Boy’s Murder Causes Parents to Confront Worst Nightmare
July 14, 2011
© Alloy Photography for Veer
Parents across New York City are reeling this week, following yesterday’s discovery of the dismembered remains of Leiby Kletzky, an 8-year-old boy who went missing on Monday on his short walk home from summer camp. Not only is this an incredibly tragic and heartbreaking story for his family, but it raises tough questions for the rest of us, about what it means to protect our kids, and what kinds of freedoms we should allow them and when.
Little Leiby had reportedly asked his parents repeatedly if he could walk home by himself, and his parents finally acquiesced—only after deciding that his mother would meet him halfway and rehearsing the 7-block walk with him. But, on Monday afternoon, Leiby got took a wrong turn, got lost, and asked a man for directions, ultimately getting into his car with him. That was the last seen of the boy until the police arrived at 35-year-old Levi Aron’s door at 2:40 a.m. Wednesday, where they found part of Leiby’s body in Aron’s freezer and were directed to the rest of his remains in a suitcase thrown in a nearby dumpster.

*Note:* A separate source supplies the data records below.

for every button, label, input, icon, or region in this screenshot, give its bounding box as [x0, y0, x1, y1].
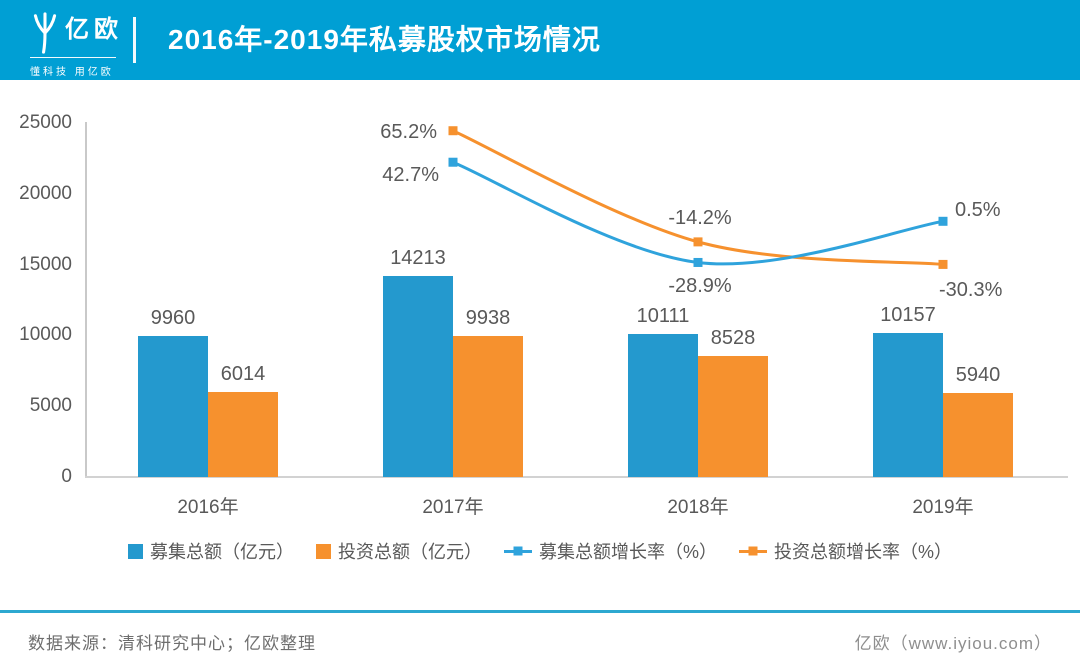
site-credit-text: 亿欧（www.iyiou.com）	[854, 634, 1052, 653]
logo-underline	[30, 57, 116, 58]
line-marker	[938, 216, 948, 226]
legend-line-marker-icon	[513, 546, 523, 556]
y-axis-tick-label: 25000	[19, 112, 72, 133]
page-title: 2016年-2019年私募股权市场情况	[168, 24, 601, 55]
y-axis-tick-label: 20000	[19, 182, 72, 204]
bar-value-label: 14213	[390, 246, 446, 269]
logo-text: 亿欧	[65, 16, 123, 43]
line-marker	[693, 237, 703, 247]
x-axis-category-label: 2016年	[177, 497, 239, 518]
x-axis-category-label: 2018年	[667, 497, 729, 518]
legend-item: 募集总额增长率（%）	[503, 538, 717, 564]
x-axis-category-label: 2017年	[422, 497, 484, 518]
y-axis-tick-label: 15000	[19, 253, 72, 275]
logo-tagline: 懂科技 用亿欧	[30, 67, 114, 78]
y-axis-tick-label: 5000	[29, 395, 72, 417]
growth-value-label: -30.3%	[939, 279, 1003, 302]
line-marker	[693, 257, 703, 267]
line-marker	[938, 259, 948, 269]
line-marker	[448, 126, 458, 136]
legend-item: 投资总额（亿元）	[315, 538, 482, 564]
y-axis-line	[85, 122, 87, 478]
growth-value-label: -14.2%	[668, 206, 732, 229]
legend-label: 募集总额增长率（%）	[538, 542, 717, 562]
legend-line-swatch-icon	[503, 546, 532, 556]
legend-item: 募集总额（亿元）	[127, 538, 294, 564]
bar-value-label: 10111	[636, 304, 690, 327]
data-source-text: 数据来源：清科研究中心；亿欧整理	[28, 634, 316, 653]
bar-value-label: 6014	[220, 362, 266, 385]
chart-area: 募集总额（亿元） 投资总额（亿元） 募集总额增长率（%） 投资总额增长率（%） 0 50…	[0, 80, 1080, 610]
bar-investment	[943, 392, 1013, 477]
bar-fundraising	[873, 333, 943, 477]
legend-line-swatch-icon	[739, 546, 767, 556]
bar-investment	[208, 391, 278, 477]
growth-value-label: 65.2%	[380, 120, 437, 143]
legend-bar-swatch-icon	[315, 543, 331, 559]
bar-value-label: 10157	[880, 304, 936, 327]
growth-value-label: -28.9%	[668, 275, 732, 298]
bar-value-label: 9960	[150, 306, 196, 329]
bar-fundraising	[138, 335, 208, 477]
bar-fundraising	[383, 275, 453, 477]
line-marker	[448, 157, 458, 167]
bar-investment	[453, 336, 523, 477]
legend-item: 投资总额增长率（%）	[739, 538, 952, 564]
header-divider	[133, 17, 136, 63]
bar-investment	[698, 356, 768, 477]
bar-value-label: 8528	[710, 327, 756, 350]
bar-value-label: 9938	[465, 307, 511, 330]
x-axis-line	[85, 476, 1068, 478]
x-axis-category-label: 2019年	[912, 497, 974, 518]
bar-fundraising	[628, 333, 698, 477]
bar-value-label: 5940	[955, 363, 1001, 386]
logo: 亿欧 懂科技 用亿欧	[30, 11, 123, 80]
legend-label: 投资总额（亿元）	[337, 542, 482, 562]
growth-value-label: 42.7%	[382, 164, 439, 187]
y-axis-tick-label: 10000	[19, 324, 72, 346]
legend-label: 募集总额（亿元）	[149, 542, 294, 562]
legend-label: 投资总额增长率（%）	[774, 542, 953, 562]
legend-bar-swatch-icon	[127, 543, 143, 559]
legend-line-marker-icon	[748, 546, 758, 556]
y-axis-tick-label: 0	[61, 466, 72, 487]
legend: 募集总额（亿元） 投资总额（亿元） 募集总额增长率（%） 投资总额增长率（%）	[0, 538, 1080, 564]
growth-line	[451, 129, 945, 266]
header-banner: 亿欧 懂科技 用亿欧 2016年-2019年私募股权市场情况	[0, 0, 1080, 80]
logo-y-icon	[33, 12, 57, 54]
footer-divider	[0, 610, 1080, 613]
growth-value-label: 0.5%	[955, 199, 1001, 222]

There is nothing more gut-wrenching than the thought of losing a child—and it feels almost unbearable to contemplate losing one to such random (and in this case, perhaps preventable) violence. Because, really, what it comes down to in this particular case, is that if he hadn’t been alone, this wouldn’t have happened. That is not to say that his parents are in any way to blame for his tragic death—there is no question that Levi Aron is responsible for that. But parents across this city are now asking themselves how—and even if—we can keep our kids safe. I know I am, and I also know I would have made the same decision as Leiby’s parents, wanting to give my son age-appropriate freedom in what has been considered—until now—a very safe neighborhood. Should we accompany them everywhere outside of the home until they hit high school? If so, how will they ever learn independence and confidence?
“There is no magical age at which children become ready to tackle a new challenge, and moms and dads who think otherwise are only deluding themselves. As parents, it's our job to foster independence in our children and to gauge when they're ready for each incremental next step. Some 6-year-olds may be ready to cross the street without an adult; others may be too dreamy to accomplish that task safely for several more years,” writes Bonnie Rochman on Time.com.
And Lenore Skenazy, author of Free-Range Kids and an NYC mom who allows her 9-year-old son to ride the subway alone, wrote yesterday on her blog, “There are horrible people in the world. There always were, always will be. There were horrible people in the world even when we parents were growing up, and our own parents let us play outside and walk to school and visit our friends on our bikes. Our parents weren’t naive. They knew that we live in a fallen world. They also knew that they had a choice: Keep us locked inside for fear of a tragic, rare worst-case-scenario, or teach us the basics — like never go off with a stranger — and then let us out. They let us out…
“People will blame the parents for letting their son walk even a few blocks on his own. I’ve already read some of those comments. They are like knives. Is it better to have a city — a country, a world — where no child is ever outside again without an adult? Where parents who let their kids walk to the bus stop are treated like pariahs? Where the parks are empty, the playgrounds are empty, bikes sit in the garage and children hunker inside with their terrified moms and dads?”
Has this story rattled you as much as it has the parents in our office? How do you strike a balance between protecting your kids and allowing them the freedom to grow up?